Shifting from human-centered to life-centered design, the forum is intended to establish an urban ecotone, looking at non-humans as co-creators in building a shared, interspecies habitat in the city.
Set within Jameel Art Centre’s Sculpture Park, Tarabot: Weaving a Living Forum is an attestation of Interspecies Habitat. The temporary pavilion establishes a necessary shared space between humans and other organisms, reviving a desolate urban space, staying hyperlocal, and closing circularities within the existing systems at JAC. A domed structure over the amphitheater is conceived as an accumulation of cells coming together to create shelter and host life. It weaves together four pillars of life: Soil, Water, Vegetation, and Energy.
After the temporary pavilion has served its purpose at Jameel Art Centre, the structure will be repurposed and given a second life. Its skeleton framing will be sunk as an artificial reef project while the planted vegetation will be redistributed locally. Not only will Tarabot: Weaving a Living Forum continue to serve as an urban ecotone on land, where human life and native biodiversity find shared habitat, but it will also serve as inter-species habitat underwater, after it has served its human purpose.

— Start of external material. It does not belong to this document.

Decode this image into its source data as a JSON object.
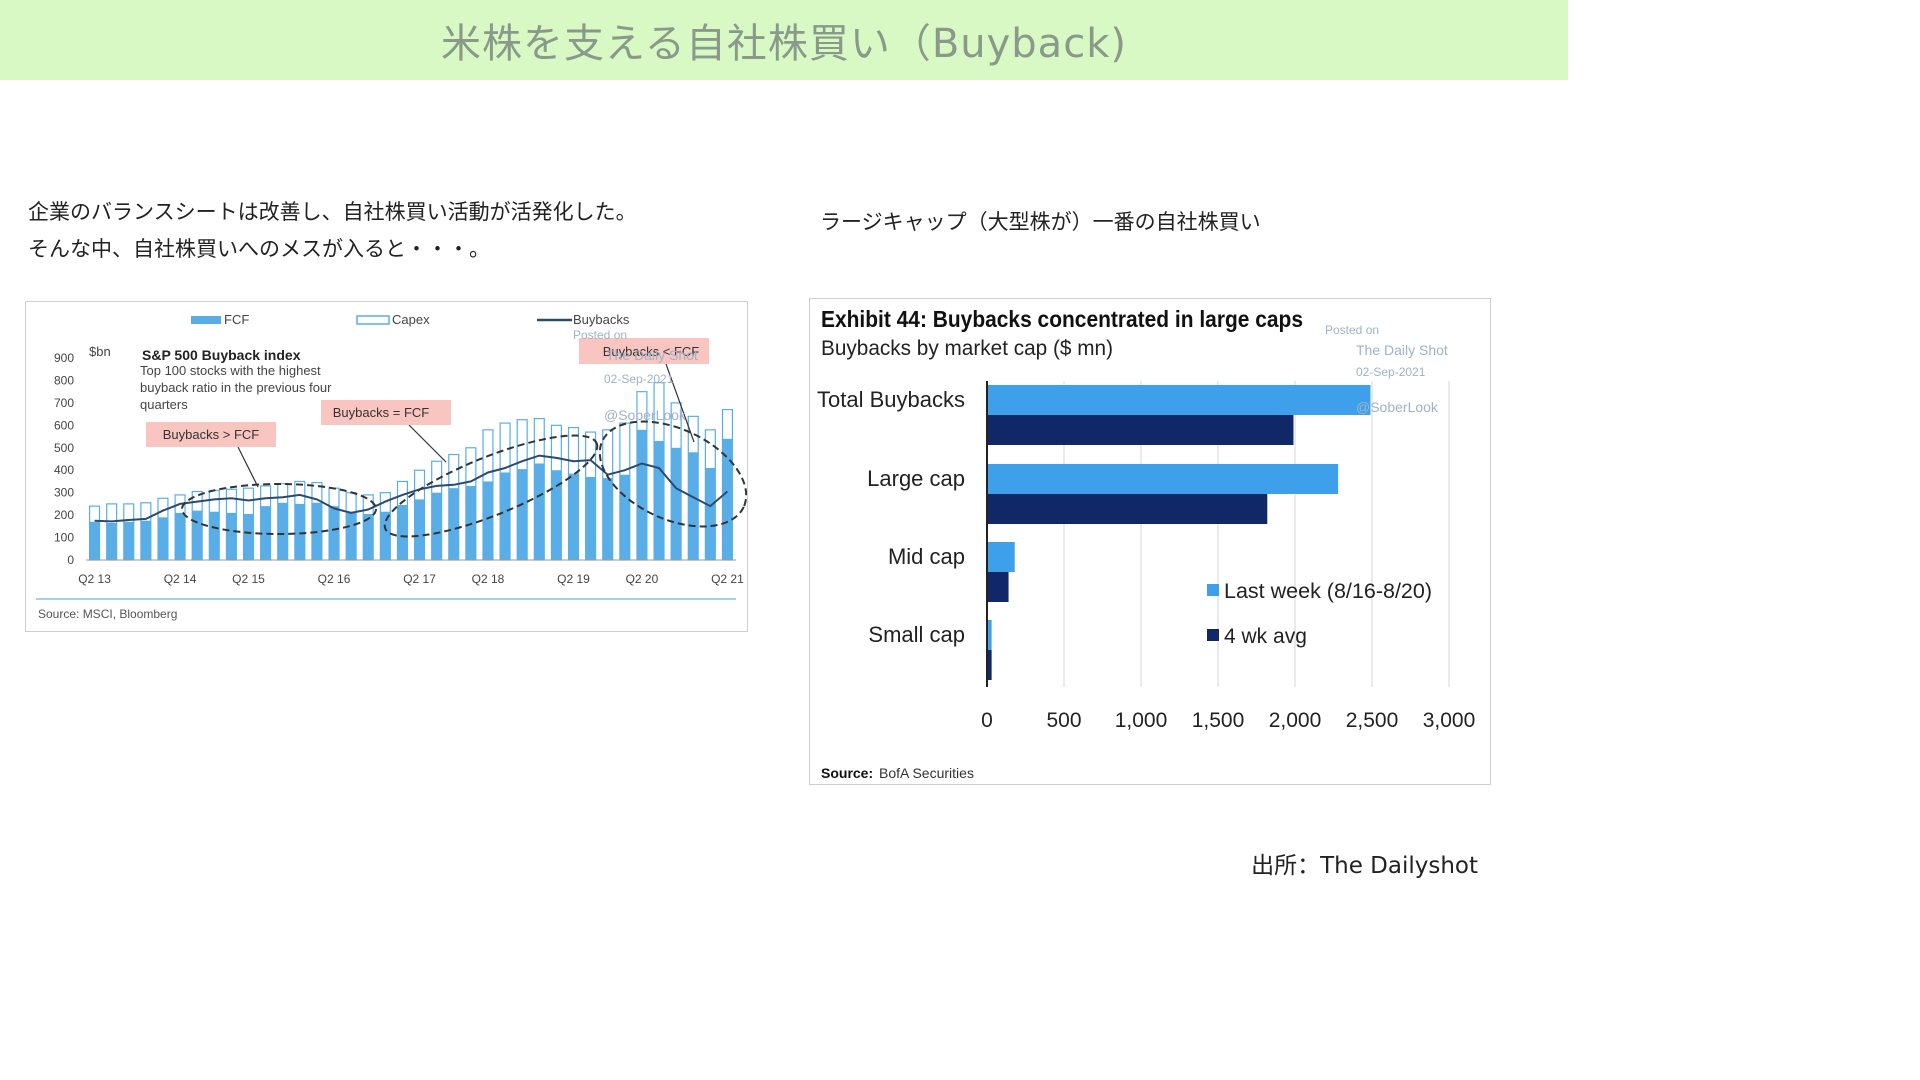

Within the highly urbanized context of Dubai, how could the unique lives of the desert and coast be brought into shared habitat with humans? With the design of Tarabot: Weaving a Living Forum, modular and nested cones were used to create bouquets, populating the dome’s “cells” and harnessing 4 pillars of life: Soil, Water, Vegetation, and Energy.
Water
By nesting small clay cones within larger ones, the forum uses an ingenious system for evaporative cooling and rainwater collection. Energy is conserved through the passive cooling system which also results in potable water.
Vegetation
Upcycled waste materials, often originating from date palm, are used to construct the other cones, promoting the kind of circularity seen in life’s systems. In the DateForm and DesertBoard bouquets, native vegetation was planted to attract local insects, birds, and reptiles.
Mycelium bouquets are used alongside the DesertBoard, and fruits and vegetables are planted in them for hyperlocal consumption at Teible, JAC’s on-site restaurant.
Soil
Tarabot: Weaving a Living Forum aims to close the circle, feeding the soil so it can in turn feed us. To foster healthy, nutrient-rich soil, the forum incorporates a range of materials such as compost of organic food waste from Teible, gypsum powder from dismantled exhibitions at JAC, biochar, and the introduction of worms and vermicompost.
Energy
The final material used in the cones is aluminum, which channels sunlight. This, alongside the shading provided by native vegetation protects humans and other organisms from Dubai’s harsh sun. Areas of the forum where cones are not used, Areesh is both an ode to Emirati culture and another source of shade.
Solar panels are used to convert solar energy into electricity, and as an open pavilion, the wind is harvested as a source of cooling.
From the outset, Tarabot: Weaving a Living Forum was designed with its “end” of life in mind. How could this temporary structure remain a regenerative part of the circle of life?
The forum’s bouquets will be redistributed in the community for urban and private planting, where they will transcend the temporality of the site and continue to foster ecological coexistence.
Using untreated, locally-produced steel, the forum’s framing is made out of an ideal material for man-made coral-reef restoration projects. When it is time for this pavilion to come down, its skeletal structure will be immersed off the coast of Fujairah, where it will become the home of coral and reef life for the years to come.
Beyond the local impacts of circularity and food and water production, Tarabot: Weaving a Living Forum draws down carbon, counters the urban heat-island effect, and enhances local biodiversity. For its 5-month lifespan and continually afterwards, the pavilion will truly serve as an oasis of life in Dubai.